If someone has 600 hrs of flying in a 1:1 representation of an aircraft type, they could be successful flying it in real life assuming the plane is 100% okay and it was only the pilots who were incapacitated somehow. After all, Every airline pilot gets certified to fly in a jet without ever actually setting foot on the real thing.
It would depend on the person, but having flying fundamentals is the most important knowledge in that situation, not knowing every little thing about a “737-700”. The radio guidance can tell you where to find all the buttons you need for a landing where you will be guided step by step and going to a super long safe runway.

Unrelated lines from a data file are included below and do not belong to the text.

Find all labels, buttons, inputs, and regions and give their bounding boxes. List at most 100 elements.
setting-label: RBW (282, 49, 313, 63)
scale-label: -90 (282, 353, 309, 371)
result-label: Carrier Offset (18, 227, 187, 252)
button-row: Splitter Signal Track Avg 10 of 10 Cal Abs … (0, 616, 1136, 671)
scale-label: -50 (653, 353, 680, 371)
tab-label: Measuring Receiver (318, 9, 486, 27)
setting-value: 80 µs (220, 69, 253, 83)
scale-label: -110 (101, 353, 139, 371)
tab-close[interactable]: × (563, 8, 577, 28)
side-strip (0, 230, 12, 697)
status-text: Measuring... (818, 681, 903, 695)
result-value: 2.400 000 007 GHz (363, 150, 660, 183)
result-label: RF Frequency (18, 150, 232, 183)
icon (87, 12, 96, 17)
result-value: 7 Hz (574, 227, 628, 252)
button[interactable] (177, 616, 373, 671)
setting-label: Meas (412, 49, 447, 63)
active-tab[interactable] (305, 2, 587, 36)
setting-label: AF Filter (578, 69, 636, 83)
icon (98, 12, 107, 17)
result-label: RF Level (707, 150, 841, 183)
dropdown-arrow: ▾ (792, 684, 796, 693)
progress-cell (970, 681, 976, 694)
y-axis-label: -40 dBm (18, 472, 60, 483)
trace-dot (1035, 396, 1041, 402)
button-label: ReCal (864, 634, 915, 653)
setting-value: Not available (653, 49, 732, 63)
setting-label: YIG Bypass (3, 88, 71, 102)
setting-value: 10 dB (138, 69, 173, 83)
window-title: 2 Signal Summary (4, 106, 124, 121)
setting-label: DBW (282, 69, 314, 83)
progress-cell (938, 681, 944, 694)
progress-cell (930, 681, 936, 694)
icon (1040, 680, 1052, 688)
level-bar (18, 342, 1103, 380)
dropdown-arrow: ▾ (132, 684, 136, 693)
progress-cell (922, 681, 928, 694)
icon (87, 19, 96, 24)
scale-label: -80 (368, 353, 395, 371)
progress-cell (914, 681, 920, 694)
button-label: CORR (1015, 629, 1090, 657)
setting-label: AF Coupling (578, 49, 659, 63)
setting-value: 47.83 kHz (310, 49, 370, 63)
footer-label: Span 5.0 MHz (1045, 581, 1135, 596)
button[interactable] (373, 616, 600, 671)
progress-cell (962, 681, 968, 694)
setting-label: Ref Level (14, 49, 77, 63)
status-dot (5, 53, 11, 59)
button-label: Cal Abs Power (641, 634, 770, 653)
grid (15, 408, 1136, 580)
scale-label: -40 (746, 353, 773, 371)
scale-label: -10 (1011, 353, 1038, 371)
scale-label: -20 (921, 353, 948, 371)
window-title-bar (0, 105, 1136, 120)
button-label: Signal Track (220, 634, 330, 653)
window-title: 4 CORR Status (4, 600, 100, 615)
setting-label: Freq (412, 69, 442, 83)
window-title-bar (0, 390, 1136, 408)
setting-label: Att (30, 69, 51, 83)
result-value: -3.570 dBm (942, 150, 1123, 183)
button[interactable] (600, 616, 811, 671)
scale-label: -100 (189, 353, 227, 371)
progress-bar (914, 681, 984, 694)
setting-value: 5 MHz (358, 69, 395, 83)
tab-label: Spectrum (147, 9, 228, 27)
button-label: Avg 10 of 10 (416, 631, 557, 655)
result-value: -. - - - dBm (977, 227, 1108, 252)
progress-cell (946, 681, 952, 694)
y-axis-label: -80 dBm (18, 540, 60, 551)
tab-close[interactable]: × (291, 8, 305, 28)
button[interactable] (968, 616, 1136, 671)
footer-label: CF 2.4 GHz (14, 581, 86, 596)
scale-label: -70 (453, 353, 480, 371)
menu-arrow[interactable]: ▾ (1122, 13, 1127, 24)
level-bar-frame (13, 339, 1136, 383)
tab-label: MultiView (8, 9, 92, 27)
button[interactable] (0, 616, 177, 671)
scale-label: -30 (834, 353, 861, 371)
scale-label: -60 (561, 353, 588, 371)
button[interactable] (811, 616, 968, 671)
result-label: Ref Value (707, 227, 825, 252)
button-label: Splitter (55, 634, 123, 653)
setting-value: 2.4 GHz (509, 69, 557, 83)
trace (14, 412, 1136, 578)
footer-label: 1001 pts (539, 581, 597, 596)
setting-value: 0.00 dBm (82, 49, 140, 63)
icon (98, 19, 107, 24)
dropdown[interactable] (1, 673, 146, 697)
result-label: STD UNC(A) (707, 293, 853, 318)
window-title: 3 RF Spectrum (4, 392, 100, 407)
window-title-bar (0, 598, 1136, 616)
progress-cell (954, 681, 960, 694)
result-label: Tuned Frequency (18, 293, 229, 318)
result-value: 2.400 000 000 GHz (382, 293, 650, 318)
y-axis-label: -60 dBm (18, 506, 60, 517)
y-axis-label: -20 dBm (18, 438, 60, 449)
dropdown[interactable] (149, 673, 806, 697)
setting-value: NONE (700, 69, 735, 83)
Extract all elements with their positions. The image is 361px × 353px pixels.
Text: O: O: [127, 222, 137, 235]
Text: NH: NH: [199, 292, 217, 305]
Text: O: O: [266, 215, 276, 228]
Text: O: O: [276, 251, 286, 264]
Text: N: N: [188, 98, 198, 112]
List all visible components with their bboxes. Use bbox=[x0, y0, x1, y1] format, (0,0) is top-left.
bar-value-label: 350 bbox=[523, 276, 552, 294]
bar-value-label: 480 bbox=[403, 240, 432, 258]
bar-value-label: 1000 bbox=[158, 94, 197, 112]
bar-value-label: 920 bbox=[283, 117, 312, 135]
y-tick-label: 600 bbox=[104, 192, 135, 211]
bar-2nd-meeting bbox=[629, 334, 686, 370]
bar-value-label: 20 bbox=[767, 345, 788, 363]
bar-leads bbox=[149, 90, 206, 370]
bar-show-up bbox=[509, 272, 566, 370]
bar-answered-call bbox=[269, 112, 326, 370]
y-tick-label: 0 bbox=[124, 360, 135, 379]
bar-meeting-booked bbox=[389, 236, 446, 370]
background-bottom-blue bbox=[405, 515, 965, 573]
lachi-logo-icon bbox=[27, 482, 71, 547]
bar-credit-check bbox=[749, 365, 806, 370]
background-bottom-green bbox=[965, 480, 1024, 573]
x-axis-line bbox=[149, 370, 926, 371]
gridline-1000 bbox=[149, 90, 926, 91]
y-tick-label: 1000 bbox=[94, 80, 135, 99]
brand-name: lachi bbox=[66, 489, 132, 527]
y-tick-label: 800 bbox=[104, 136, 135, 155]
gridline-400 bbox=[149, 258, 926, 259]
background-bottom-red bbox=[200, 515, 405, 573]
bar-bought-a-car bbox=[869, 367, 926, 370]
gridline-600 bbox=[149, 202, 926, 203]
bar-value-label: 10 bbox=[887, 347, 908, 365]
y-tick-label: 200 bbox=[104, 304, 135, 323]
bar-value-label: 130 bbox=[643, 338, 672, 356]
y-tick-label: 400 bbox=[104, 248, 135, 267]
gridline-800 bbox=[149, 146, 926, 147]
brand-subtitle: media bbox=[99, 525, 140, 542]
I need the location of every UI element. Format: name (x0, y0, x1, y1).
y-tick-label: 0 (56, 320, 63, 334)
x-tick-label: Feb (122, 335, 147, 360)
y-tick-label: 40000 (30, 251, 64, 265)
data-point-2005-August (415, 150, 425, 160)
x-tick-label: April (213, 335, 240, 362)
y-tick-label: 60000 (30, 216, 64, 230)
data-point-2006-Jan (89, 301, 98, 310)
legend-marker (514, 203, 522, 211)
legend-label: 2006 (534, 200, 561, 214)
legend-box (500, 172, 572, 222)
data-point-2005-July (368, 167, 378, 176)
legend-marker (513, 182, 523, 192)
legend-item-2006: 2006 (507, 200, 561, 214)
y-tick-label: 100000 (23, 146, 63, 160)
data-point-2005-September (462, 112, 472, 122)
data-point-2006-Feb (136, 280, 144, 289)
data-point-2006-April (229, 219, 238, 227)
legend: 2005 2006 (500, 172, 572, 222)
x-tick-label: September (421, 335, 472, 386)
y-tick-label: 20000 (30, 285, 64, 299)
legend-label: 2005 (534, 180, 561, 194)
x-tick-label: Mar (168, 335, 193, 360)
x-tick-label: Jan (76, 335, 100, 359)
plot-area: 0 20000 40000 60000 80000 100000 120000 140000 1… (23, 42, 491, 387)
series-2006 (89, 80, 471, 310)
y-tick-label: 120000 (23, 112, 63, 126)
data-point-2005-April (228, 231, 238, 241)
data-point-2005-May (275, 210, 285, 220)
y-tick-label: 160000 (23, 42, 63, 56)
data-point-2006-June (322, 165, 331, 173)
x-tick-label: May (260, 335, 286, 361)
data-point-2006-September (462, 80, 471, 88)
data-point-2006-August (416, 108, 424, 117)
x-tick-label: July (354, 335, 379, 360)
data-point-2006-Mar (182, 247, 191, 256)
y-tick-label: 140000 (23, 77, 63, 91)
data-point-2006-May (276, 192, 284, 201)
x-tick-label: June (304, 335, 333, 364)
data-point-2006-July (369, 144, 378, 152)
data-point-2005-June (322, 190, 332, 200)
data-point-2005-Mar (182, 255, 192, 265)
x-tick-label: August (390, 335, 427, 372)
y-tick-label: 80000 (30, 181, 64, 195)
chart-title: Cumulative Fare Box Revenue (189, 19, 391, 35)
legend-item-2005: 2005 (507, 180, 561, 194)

I should know, I have 100 hrs in Cessna 172s and 1 hour in 747-400s.
I worked for a training facility who had 747-4 sims when I was a student pilot and one of our instructors took me “up” in it. Never had been in the fuckin thing in my life, but I was hand flying a 747 400 in a 6 axis full motion simulator while possessing a current medical and accompanied by a current 747 instructor. So, that hour could go in my log book. (I wish I had him put it in there honestly)
I was easily able to fly the aircraft. The controls are the same as any aircraft, it’s just bigger and heavier. Slow and steady, minor adjustments to learn and get a feel for how much input = how much output.
The way harder part for me was taxiing that monster around the airport. Iirc the cockpit was positioned 26ft off the ground, and you sit in front of the nose gear, so just imagine trying to eyeball when to turn when you sit in front of the wheels that do the turning.
The things we can’t account for are the most dangerous. The weather on the day this happens will be the biggest factor in determining if the flight simmer is successful in saving the plane. Heavy winds, low visibility, runway conditions, etc are going to affect the outcome way more than anything else.
Bottom line is If my relative was on a plane where they needed a hero to land it safely, I would trust a 600 hr flight simmer’s chances waayyyyyyy before most other people. Especially since they have radio pilot guiding them, they can declare an emergency, fly to a safe extra long runway, etc, all to maximize the ease of the landing.
I want to say mythbusters did this in a sim. They had ATC walk them through it. I want to say they landed, but maybe not in the first attempt. It’s been a while and it might not have been myth busters.
Tom Scott stuff something like that with Mentour Pilot, but he was purely passenger, no hundreds of hours in MFS
Tom’s video: https://youtu.be/AbTDzPUDxqY
Petter (Mentour)'s video: https://youtu.be/YaOvtL6qYpc
Yeah that’s where I’m curious. Someone with no understanding vs someone who understands the basics and logic of it.